Adam sentia-se como um sonâmbulo. É difícil deixar qualquer vida profundamente marcada pela rotina, mesmo se você a odeia. De manhã ele acordava em um segundo e ficava deitado à espera do toque de alvorada. Suas panturrilhas sentiam falta das perneiras, e o pescoço parecia nu sem o colarinho apertado. Chegou a Chicago e lá, sem motivo algum, alugou um quarto mobiliado por uma semana, ficou nele dois dias, foi até Buffalo, mudou de ideia e seguiu para as cataratas do Niágara. Não queria voltar para casa e protelou o regresso tanto quanto possível. O lar não era um lugar agradável na sua lembrança. Os sentimentos que tivera lá estavam mortos nele e relutava em trazê-los à vida. Observou as cataratas hora após hora. Seu bramido o atordoava e hipnotizava.
Certa noite, sentiu um anseio terrível pela proximidade dos homens no quartel e nas barracas. Seu impulso foi correr para uma multidão em busca de calor humano, qualquer multidão. O primeiro lugar público cheio de gente que encontrou foi um pequeno bar, apinhado e fumacento. Suspirou de prazer e quase se aninhou na massa humana como um gato se aninha numa pilha de lenha. Pediu uísque, bebeu e se sentiu quente e bem. Ele nada via ou ouvia. Simplesmente absorvia o contato.
À medida que ficou tarde e os homens começaram a ir embora, teve medo do momento em que precisaria ir para casa. Logo estava sozinho com o balconista, que esfregava sem parar o mogno do balcão e tentava com seus olhos e suas maneiras fazer com que Adam fosse embora.
Vou tomar mais um — disse Adam.
O homem tirou a garrafa. Adam o notou pela primeira vez. Tinha uma marca cor de morango na testa.
Sou novo por aqui — disse Adam.
É o que mais temos nas cataratas — disse o homem.
Estive no Exército. Na cavalaria.
Verdade?
Adam sentiu subitamente que tinha de impressionar o homem, tinha de prender sua atenção de algum modo.
Lutando contra os índios — disse. — Tive momentos inesquecíveis.
O homem não respondeu.
Meu irmão tem uma marca na cabeça.
O balconista tocou o sinal cor de morango com os dedos.
É de nascença — disse. — Fica maior a cada ano. Seu irmão tem um?
O dele foi um corte. Escreveu-me a respeito.
Notou que este meu sinal se parece com um gato?
Parece mesmo.
É o meu apelido, Gato. Eu o tive a vida inteira. Dizem que minha velha deve ter sido assustada por um gato quando estava me parindo.

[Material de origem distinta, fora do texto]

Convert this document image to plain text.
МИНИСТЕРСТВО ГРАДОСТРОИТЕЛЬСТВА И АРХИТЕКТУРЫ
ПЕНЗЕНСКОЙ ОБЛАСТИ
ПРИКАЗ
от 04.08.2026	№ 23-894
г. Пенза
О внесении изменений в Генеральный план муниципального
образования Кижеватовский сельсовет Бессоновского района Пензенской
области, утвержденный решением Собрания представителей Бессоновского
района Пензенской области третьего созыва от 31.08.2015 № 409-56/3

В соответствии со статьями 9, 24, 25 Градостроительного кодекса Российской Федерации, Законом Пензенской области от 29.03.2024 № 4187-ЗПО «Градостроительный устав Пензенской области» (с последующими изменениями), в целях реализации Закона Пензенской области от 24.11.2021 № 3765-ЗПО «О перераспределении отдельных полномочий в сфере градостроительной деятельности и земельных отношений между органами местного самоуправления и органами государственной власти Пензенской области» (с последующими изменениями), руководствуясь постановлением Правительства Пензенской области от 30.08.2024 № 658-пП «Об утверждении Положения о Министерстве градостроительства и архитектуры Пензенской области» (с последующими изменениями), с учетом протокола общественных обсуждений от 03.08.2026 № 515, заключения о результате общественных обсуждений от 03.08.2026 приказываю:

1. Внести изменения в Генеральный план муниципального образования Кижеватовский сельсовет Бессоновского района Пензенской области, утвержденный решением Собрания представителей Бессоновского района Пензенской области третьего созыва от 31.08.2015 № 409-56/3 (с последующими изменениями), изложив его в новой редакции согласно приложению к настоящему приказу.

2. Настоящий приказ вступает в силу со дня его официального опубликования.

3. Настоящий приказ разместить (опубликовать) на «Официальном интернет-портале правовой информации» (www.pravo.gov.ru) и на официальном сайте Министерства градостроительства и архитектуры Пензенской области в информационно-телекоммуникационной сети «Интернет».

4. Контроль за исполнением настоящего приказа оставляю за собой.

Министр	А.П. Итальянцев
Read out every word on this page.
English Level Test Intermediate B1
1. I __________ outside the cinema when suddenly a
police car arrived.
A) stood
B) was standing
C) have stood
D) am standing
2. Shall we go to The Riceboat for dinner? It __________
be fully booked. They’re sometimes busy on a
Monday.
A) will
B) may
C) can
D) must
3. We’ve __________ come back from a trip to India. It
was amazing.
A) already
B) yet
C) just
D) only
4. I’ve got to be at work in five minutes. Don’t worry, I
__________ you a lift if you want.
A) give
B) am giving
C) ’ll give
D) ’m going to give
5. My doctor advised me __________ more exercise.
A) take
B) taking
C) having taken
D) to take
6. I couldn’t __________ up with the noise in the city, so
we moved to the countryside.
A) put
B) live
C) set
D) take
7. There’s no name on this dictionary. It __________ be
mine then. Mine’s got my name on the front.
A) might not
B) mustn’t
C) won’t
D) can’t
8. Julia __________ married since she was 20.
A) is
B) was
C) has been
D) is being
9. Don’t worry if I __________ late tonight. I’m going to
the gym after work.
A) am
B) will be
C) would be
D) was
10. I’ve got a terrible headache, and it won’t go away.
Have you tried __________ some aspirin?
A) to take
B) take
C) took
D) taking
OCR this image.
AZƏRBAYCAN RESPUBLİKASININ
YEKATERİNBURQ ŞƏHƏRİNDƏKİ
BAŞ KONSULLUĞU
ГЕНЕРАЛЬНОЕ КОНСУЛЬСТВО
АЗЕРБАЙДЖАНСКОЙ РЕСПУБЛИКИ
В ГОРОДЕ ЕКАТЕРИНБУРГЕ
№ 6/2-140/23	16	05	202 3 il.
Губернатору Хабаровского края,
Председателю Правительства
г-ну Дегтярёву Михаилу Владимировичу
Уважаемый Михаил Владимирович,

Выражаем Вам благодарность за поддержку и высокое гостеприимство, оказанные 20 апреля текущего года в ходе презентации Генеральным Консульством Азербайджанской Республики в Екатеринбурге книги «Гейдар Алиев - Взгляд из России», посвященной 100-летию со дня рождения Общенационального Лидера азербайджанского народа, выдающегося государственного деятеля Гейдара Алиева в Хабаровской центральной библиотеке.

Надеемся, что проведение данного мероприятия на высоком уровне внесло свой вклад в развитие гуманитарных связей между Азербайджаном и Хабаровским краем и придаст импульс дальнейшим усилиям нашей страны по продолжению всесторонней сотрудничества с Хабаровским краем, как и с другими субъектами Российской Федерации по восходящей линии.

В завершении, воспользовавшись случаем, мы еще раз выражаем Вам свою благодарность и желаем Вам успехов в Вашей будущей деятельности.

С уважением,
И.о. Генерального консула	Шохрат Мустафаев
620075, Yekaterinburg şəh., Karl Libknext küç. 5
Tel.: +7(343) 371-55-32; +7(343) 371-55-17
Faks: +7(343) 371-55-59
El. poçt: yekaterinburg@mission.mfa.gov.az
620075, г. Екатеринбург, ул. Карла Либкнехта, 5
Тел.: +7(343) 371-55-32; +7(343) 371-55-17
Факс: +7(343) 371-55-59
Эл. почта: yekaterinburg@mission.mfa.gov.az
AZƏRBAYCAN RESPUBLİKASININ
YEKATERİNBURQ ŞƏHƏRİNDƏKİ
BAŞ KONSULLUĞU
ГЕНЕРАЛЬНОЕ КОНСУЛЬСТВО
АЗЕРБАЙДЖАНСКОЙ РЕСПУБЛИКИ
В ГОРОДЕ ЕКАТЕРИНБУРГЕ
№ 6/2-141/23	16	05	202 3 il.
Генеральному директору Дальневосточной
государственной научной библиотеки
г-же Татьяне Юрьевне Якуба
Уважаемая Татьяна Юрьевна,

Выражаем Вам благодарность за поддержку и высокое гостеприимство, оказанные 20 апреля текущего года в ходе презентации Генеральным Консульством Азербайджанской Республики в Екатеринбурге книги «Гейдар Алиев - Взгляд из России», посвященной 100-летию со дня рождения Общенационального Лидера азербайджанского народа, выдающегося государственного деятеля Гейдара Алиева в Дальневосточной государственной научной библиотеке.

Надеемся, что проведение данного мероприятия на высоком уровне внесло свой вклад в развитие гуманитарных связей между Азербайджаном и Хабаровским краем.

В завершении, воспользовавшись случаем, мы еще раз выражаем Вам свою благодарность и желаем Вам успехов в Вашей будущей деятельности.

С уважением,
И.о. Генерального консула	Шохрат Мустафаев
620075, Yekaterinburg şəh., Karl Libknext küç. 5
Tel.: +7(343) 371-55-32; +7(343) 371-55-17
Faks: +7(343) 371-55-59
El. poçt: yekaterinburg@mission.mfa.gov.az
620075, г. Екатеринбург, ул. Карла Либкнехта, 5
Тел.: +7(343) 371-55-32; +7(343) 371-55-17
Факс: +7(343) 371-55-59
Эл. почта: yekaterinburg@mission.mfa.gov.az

Estou voltando para casa. Passei muito tempo fora. Não quer aceitar um drinque?
Obrigado. Onde está hospedado?
Na pensão da sra. May.
Eu a conheço. Dizem que ela te enche de sopa para que você não possa comer muita carne.
Acho que cada negócio tem os seus truques — disse Adam.
Acho que é verdade. Existem muitos no meu.
Acredito nisso — concordou Adam.
Mas o truque de que preciso eu não tenho. Queria muito conhecer este. — E qual seria o truque?
Como fazer com que você vá para casa e me deixe fechar esta espelunca.
Adam olhou para ele longamente sem falar.
É uma brincadeira — falou o homem, apreensivo.
Acho que vou para casa de manhã — disse Adam. — Quero dizer, minha verdadeira casa.
Boa sorte.
Adam caminhou através da cidade escura, apressando o passo como se sua solidão fungasse atrás de si. Os degraus curvados da frente de sua pensão rangeram um aviso quando subiu por eles. O vestíbulo estava iluminado por um pingo de luz de um lampião de azeite com a chama tão baixa que parecia prestes a se apagar.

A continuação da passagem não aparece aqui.